The Curse of Partial Albinism in The Yemen Chameleon

Chameleons are known to be masters of color change. They accomplish this by manipulating the concentration and distribution of color granules (black, yellow) in some specialized skin cells (melanocytes, xanthocytes) and by deforming guanine crystals in other cells in two layers, thus refracting light to reflect the desired colors and their combinations.  

Although the colors are highly variable and primarily used for intraspecific communication, threat display, and thermoregulation, they also indicate the age, sex, nutritional status, and health of individual animals. 

However, general color patterns are specific to individual species or populations. In contrast to many other reptiles (e.g., Eublepharis macularius, Pantherophis guttatus, Python regius, some Varanids, some Scincids, Pogona vitticeps, etc.), particularly in captivity, which are prone to developing color morphs and expressing color/pattern defects such as albinism, leucism, anerythrism, amelanism, and melanism, such genetic conditions are quite rare in chameleons. These conditions are often subjects of brutal inbreeding, which can span many generations and is inevitably accompanied by diminished genetic diversity due to exponentially decreasing heterozygosity. This results in various genetic diseases, deformities, organ failures, or metabolic issues of differing severity and nature. Breeders profiting from the public's preference for unusually colored animals may falsely claim it is merely line-breeding and typically do not disclose any genetic abnormalities that they may hide or euthanize. Nevertheless, the genomes of captive populations of many reptiles, maintained successfully for numerous generations in captivity, tend to deteriorate.

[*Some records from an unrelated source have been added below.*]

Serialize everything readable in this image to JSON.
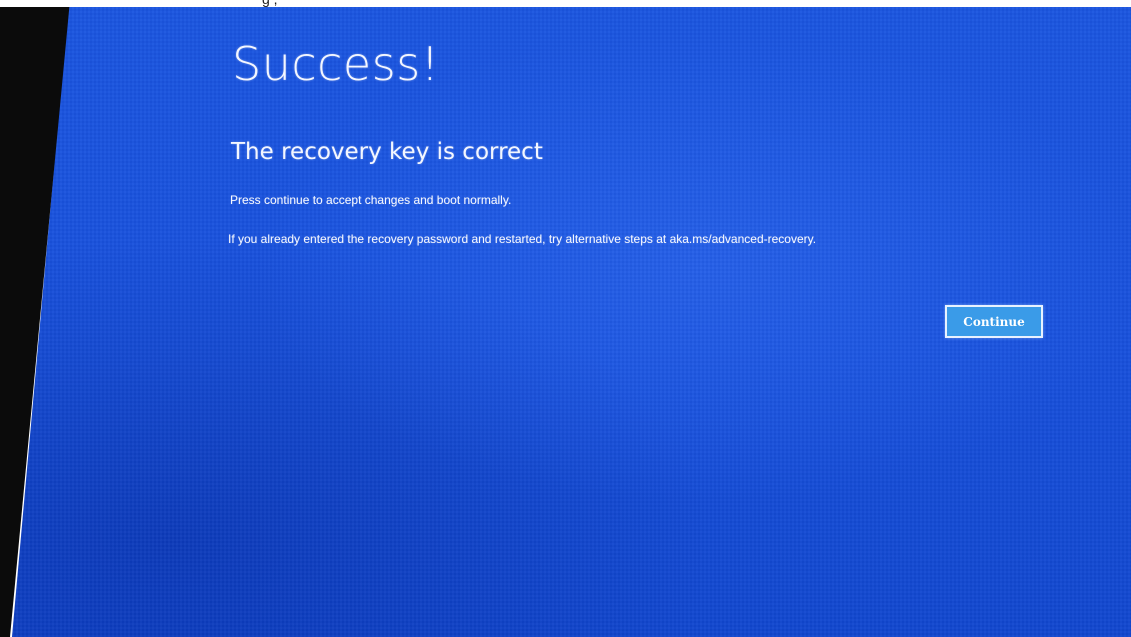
{
  "header_fragment": "g                    ,",
  "title": "Success!",
  "subtitle": "The recovery key is correct",
  "messages": {
    "line1": "Press continue to accept changes and boot normally.",
    "line2": "If you already entered the recovery password and restarted, try alternative steps at aka.ms/advanced-recovery."
  },
  "continue_button": {
    "label": "Continue"
  },
  "colors": {
    "screen_background": "#1750dc",
    "button_background": "#3a9be8",
    "button_border": "#e8f2ff",
    "text": "#f4f7ff"
  }
}
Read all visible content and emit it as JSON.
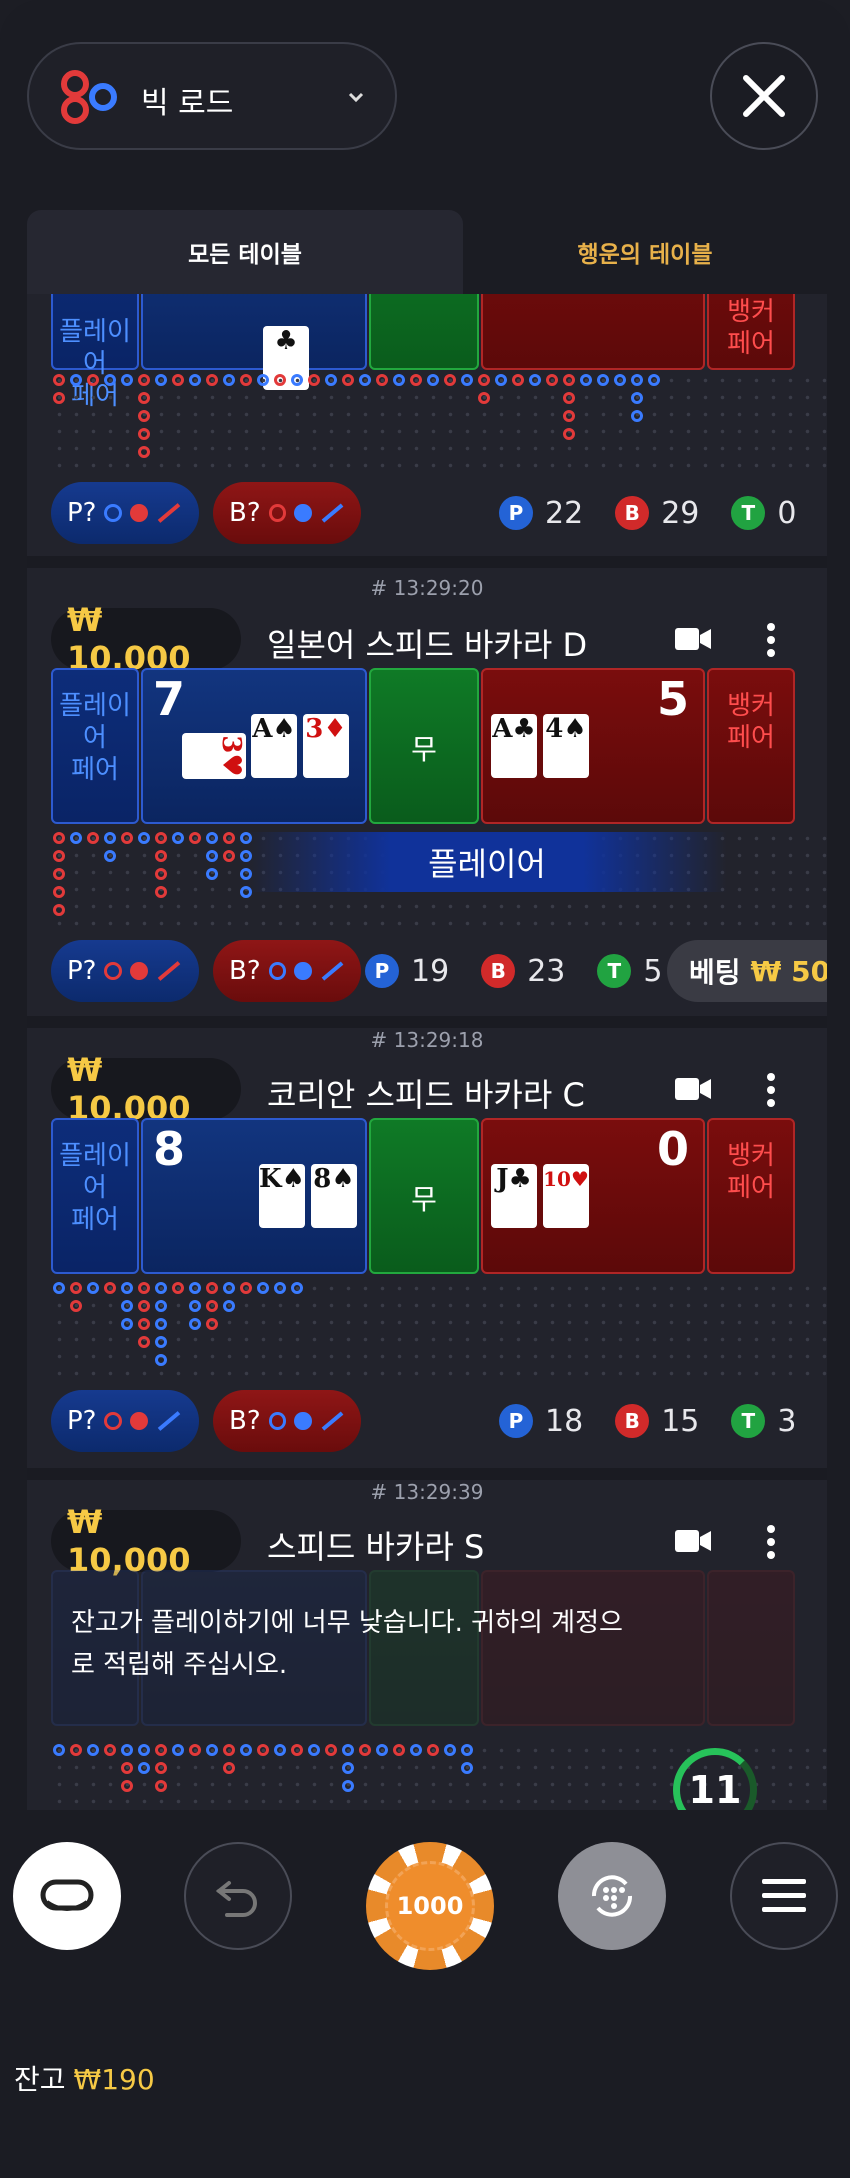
{
  "header": {
    "road_label": "빅 로드"
  },
  "tabs": {
    "all": "모든 테이블",
    "lucky": "행운의 테이블"
  },
  "common": {
    "player_pair": "플레이어\n페어",
    "banker_pair": "뱅커\n페어",
    "tie": "무",
    "pred_p": "P?",
    "pred_b": "B?"
  },
  "tables": [
    {
      "stats": {
        "p": "22",
        "b": "29",
        "t": "0"
      }
    },
    {
      "time": "# 13:29:20",
      "min_bet": "₩ 10,000",
      "name": "일본어 스피드 바카라 D",
      "player_score": "7",
      "banker_score": "5",
      "player_cards": [
        "3♥",
        "A♠",
        "3♦"
      ],
      "banker_cards": [
        "A♣",
        "4♠"
      ],
      "result": "플레이어",
      "stats": {
        "p": "19",
        "b": "23",
        "t": "5"
      },
      "bet_label": "베팅",
      "bet_amount": "₩ 50,"
    },
    {
      "time": "# 13:29:18",
      "min_bet": "₩ 10,000",
      "name": "코리안 스피드 바카라 C",
      "player_score": "8",
      "banker_score": "0",
      "player_cards": [
        "K♠",
        "8♠"
      ],
      "banker_cards": [
        "J♣",
        "10♥"
      ],
      "stats": {
        "p": "18",
        "b": "15",
        "t": "3"
      }
    },
    {
      "time": "# 13:29:39",
      "min_bet": "₩ 10,000",
      "name": "스피드 바카라 S",
      "message": "잔고가 플레이하기에 너무 낮습니다. 귀하의 계정으로 적립해 주십시오.",
      "timer": "11"
    }
  ],
  "bottom": {
    "chip_value": "1000",
    "balance_label": "잔고",
    "balance_amount": "₩190"
  },
  "colors": {
    "gold": "#f6c945",
    "player": "#2463d6",
    "banker": "#d12a2a",
    "tie": "#21a341"
  }
}
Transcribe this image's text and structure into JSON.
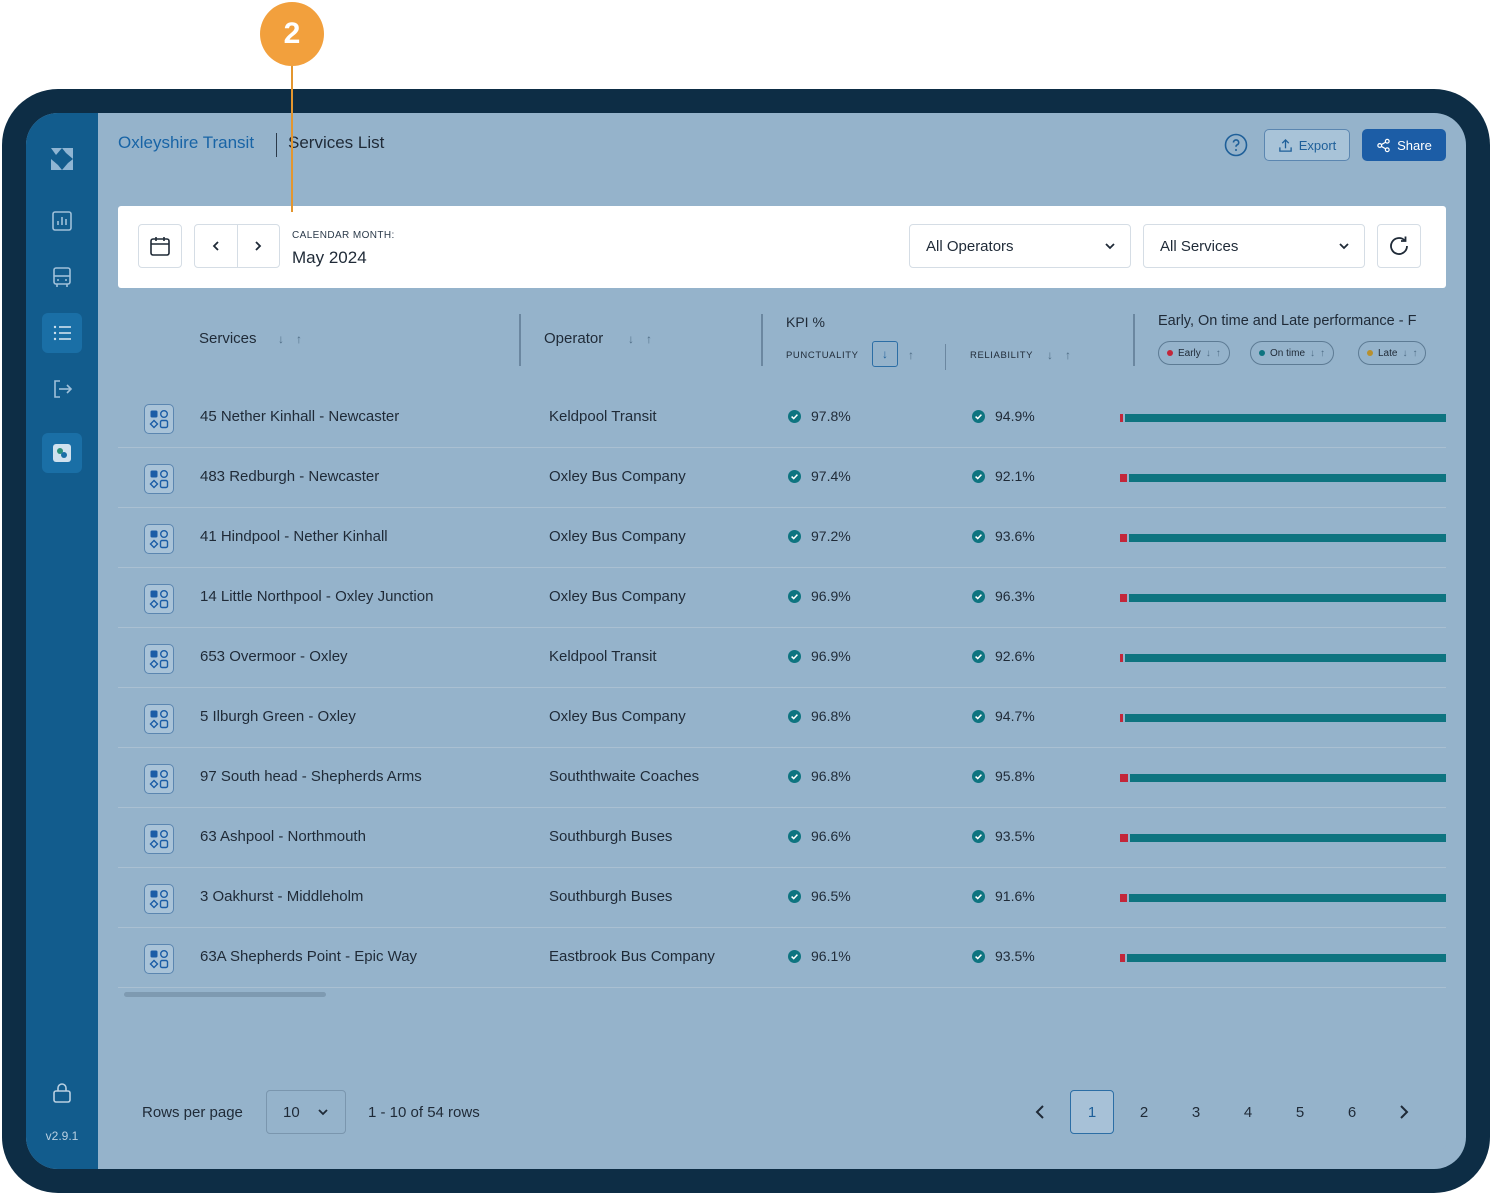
{
  "callout": {
    "number": "2",
    "color": "#f2a03d"
  },
  "app": {
    "version": "v2.9.1"
  },
  "sidebar": {
    "items": [
      {
        "icon": "chart-icon",
        "active": false
      },
      {
        "icon": "bus-icon",
        "active": false
      },
      {
        "icon": "list-icon",
        "active": true
      },
      {
        "icon": "exit-icon",
        "active": false
      },
      {
        "icon": "app-tile-icon",
        "active": false
      }
    ]
  },
  "header": {
    "org": "Oxleyshire Transit",
    "page": "Services List",
    "export_label": "Export",
    "share_label": "Share"
  },
  "filters": {
    "month_label": "CALENDAR MONTH:",
    "month_value": "May 2024",
    "operators": "All Operators",
    "services": "All Services"
  },
  "table": {
    "headers": {
      "services": "Services",
      "operator": "Operator",
      "kpi": "KPI %",
      "punctuality": "PUNCTUALITY",
      "reliability": "RELIABILITY",
      "performance": "Early, On time and Late performance - F",
      "chip_early": "Early",
      "chip_ontime": "On time",
      "chip_late": "Late"
    },
    "rows": [
      {
        "service": "45 Nether Kinhall - Newcaster",
        "operator": "Keldpool Transit",
        "punctuality": "97.8%",
        "reliability": "94.9%",
        "early": 0.01
      },
      {
        "service": "483 Redburgh - Newcaster",
        "operator": "Oxley Bus Company",
        "punctuality": "97.4%",
        "reliability": "92.1%",
        "early": 0.02
      },
      {
        "service": "41 Hindpool - Nether Kinhall",
        "operator": "Oxley Bus Company",
        "punctuality": "97.2%",
        "reliability": "93.6%",
        "early": 0.02
      },
      {
        "service": "14 Little Northpool - Oxley Junction",
        "operator": "Oxley Bus Company",
        "punctuality": "96.9%",
        "reliability": "96.3%",
        "early": 0.02
      },
      {
        "service": "653 Overmoor - Oxley",
        "operator": "Keldpool Transit",
        "punctuality": "96.9%",
        "reliability": "92.6%",
        "early": 0.01
      },
      {
        "service": "5 Ilburgh Green - Oxley",
        "operator": "Oxley Bus Company",
        "punctuality": "96.8%",
        "reliability": "94.7%",
        "early": 0.01
      },
      {
        "service": "97 South head - Shepherds Arms",
        "operator": "Souththwaite Coaches",
        "punctuality": "96.8%",
        "reliability": "95.8%",
        "early": 0.025
      },
      {
        "service": "63 Ashpool - Northmouth",
        "operator": "Southburgh Buses",
        "punctuality": "96.6%",
        "reliability": "93.5%",
        "early": 0.025
      },
      {
        "service": "3 Oakhurst - Middleholm",
        "operator": "Southburgh Buses",
        "punctuality": "96.5%",
        "reliability": "91.6%",
        "early": 0.02
      },
      {
        "service": "63A Shepherds Point - Epic Way",
        "operator": "Eastbrook Bus Company",
        "punctuality": "96.1%",
        "reliability": "93.5%",
        "early": 0.015
      }
    ]
  },
  "footer": {
    "rows_per_page_label": "Rows per page",
    "rows_per_page_value": "10",
    "rows_info": "1 - 10 of 54 rows",
    "pages": [
      "1",
      "2",
      "3",
      "4",
      "5",
      "6"
    ],
    "current_page": "1"
  },
  "colors": {
    "early": "#c3263a",
    "on_time": "#0e7480",
    "late": "#b8902e",
    "sidebar": "#125c8d",
    "accent": "#1c5da6"
  }
}
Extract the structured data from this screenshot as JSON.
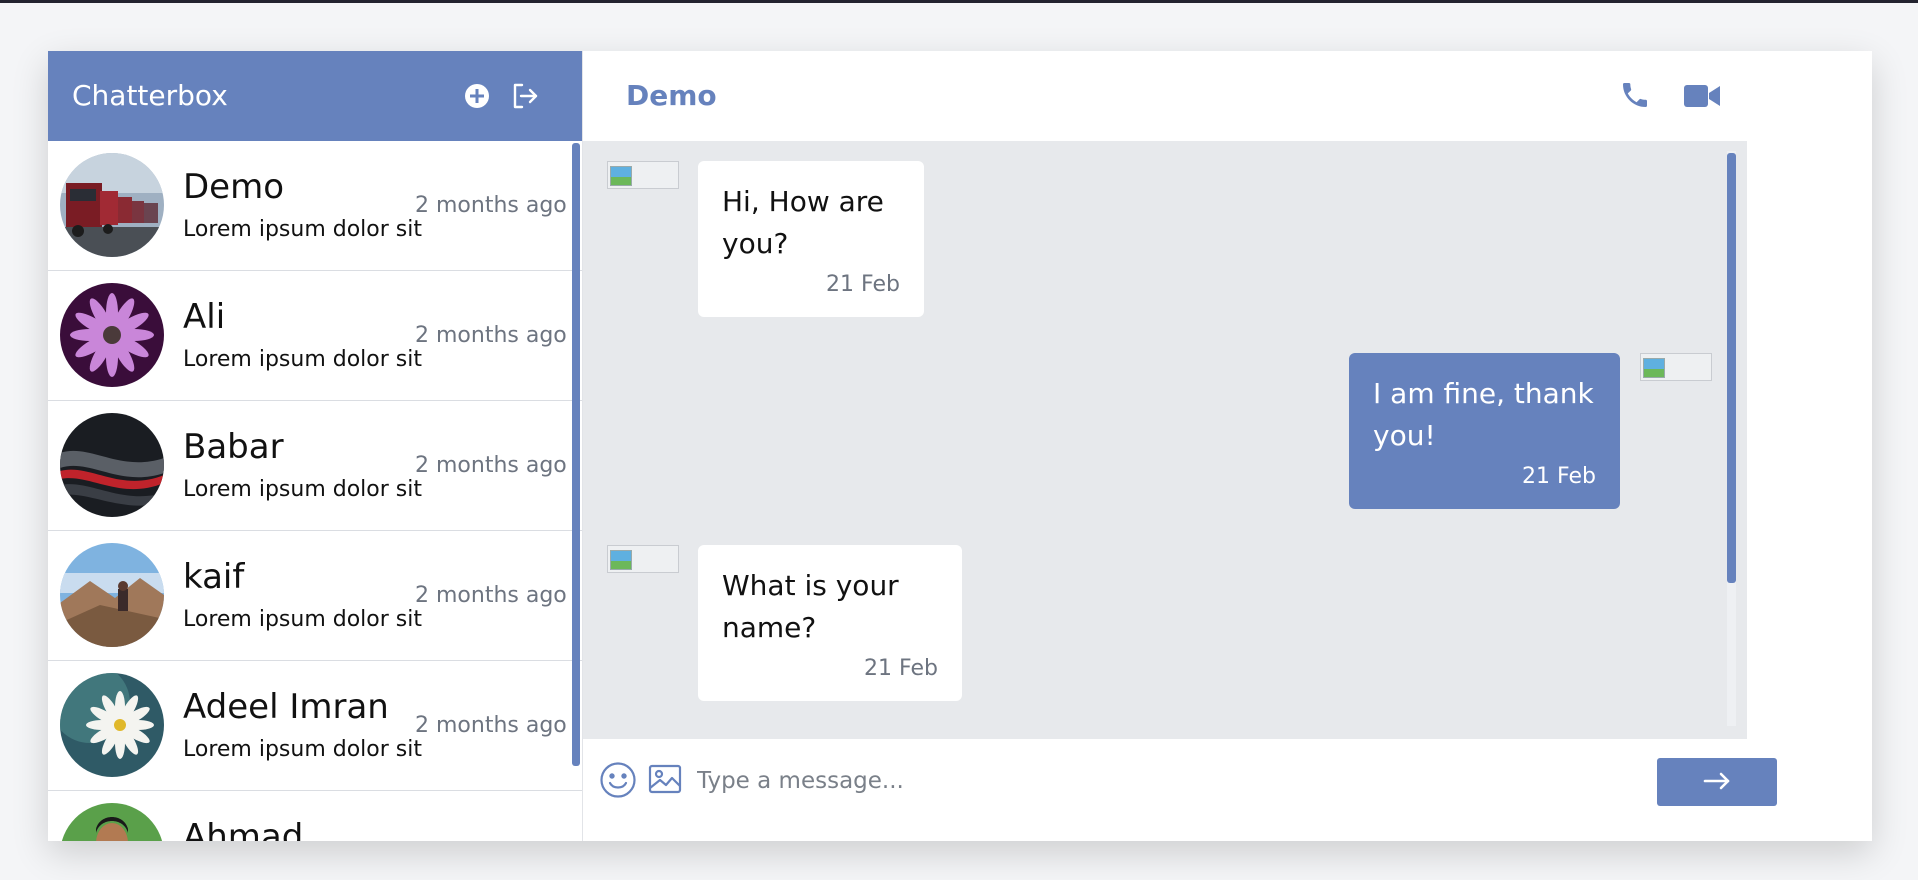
{
  "app": {
    "title": "Chatterbox"
  },
  "icons": {
    "new_chat": "plus-circle-icon",
    "logout": "logout-icon",
    "call": "phone-icon",
    "video": "video-camera-icon",
    "emoji": "smiley-icon",
    "image": "image-icon",
    "send": "arrow-right-icon"
  },
  "contacts": [
    {
      "name": "Demo",
      "preview": "Lorem ipsum dolor sit",
      "time": "2 months ago"
    },
    {
      "name": "Ali",
      "preview": "Lorem ipsum dolor sit",
      "time": "2 months ago"
    },
    {
      "name": "Babar",
      "preview": "Lorem ipsum dolor sit",
      "time": "2 months ago"
    },
    {
      "name": "kaif",
      "preview": "Lorem ipsum dolor sit",
      "time": "2 months ago"
    },
    {
      "name": "Adeel Imran",
      "preview": "Lorem ipsum dolor sit",
      "time": "2 months ago"
    },
    {
      "name": "Ahmad",
      "preview": "",
      "time": ""
    }
  ],
  "chat": {
    "title": "Demo",
    "messages": [
      {
        "direction": "in",
        "text": "Hi, How are you?",
        "time": "21 Feb"
      },
      {
        "direction": "out",
        "text": "I am fine, thank you!",
        "time": "21 Feb"
      },
      {
        "direction": "in",
        "text": "What is your name?",
        "time": "21 Feb"
      }
    ]
  },
  "composer": {
    "placeholder": "Type a message..."
  },
  "colors": {
    "accent": "#6682bd",
    "chat_bg": "#e7e9ec",
    "muted_text": "#6d7480"
  }
}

The following color aberrations have been tentatively documented in chameleons, some of which are unstable and revert to normality after a certain period, while others are permanent: 

• Red females and males of Trioceros jacksonii xantholopus 

• "True blue" Furcifer pardalis from Nosy Be (this may not be a good example, as it seems to be caused by nutritional issues in captivity that prevent the creation of yellow hues) 

• Bluish specimens of Trioceros quadricornis, Chamaeleo arabicus, C. calyptratus, Calumma osgaughnessyi, and Calumma parsonii (this observation reflects the same comment as above)

• Partial albinism reported three times in Furcifer pardalis (once by myself from Nosy Be, twice from feral populations in Florida) 

• Numerous color forms known from heavily inbred Chamaeleo calyptratus (some revert to normal during ontogeny, some persist, and some are inherited), such as:  

1. Lime yellow patternless 

2. Brown, no green 

3. Fully translucent 

4. Orange 

5. Brown midbody, no yellow stripes 

6. Blue (mentioned above) 

7. Translucent (commonly referred to in the USA) or piebald/pied (more common in Europe) 

 I first encountered the "translucent phenotype" of the Yemen Chameleon, Chamaeleo calyptratus, at a Daytona Reptile Show in 2012, and I prayed that the mutation would be lethal and would not spread further. However, while the genes and inbreeding weaken the animals, making them more prone to various disorders and resulting in behavioral deviations, they can also introduce low expression or latent traits that negatively impact the entire captive population. As these individuals continue to breed and inbreed, the white portions of their bodies increase, so fsr, rhe white is mostly rstricted to their hwads and limbs and tail.

This is not the blessing of the mighty Yemen Chameleon; it is its curse, driven by the proactive ignorance and greed of humans. Its genetic health is declining, and the captive population is becoming increasingly weak. What a pity and what a shame.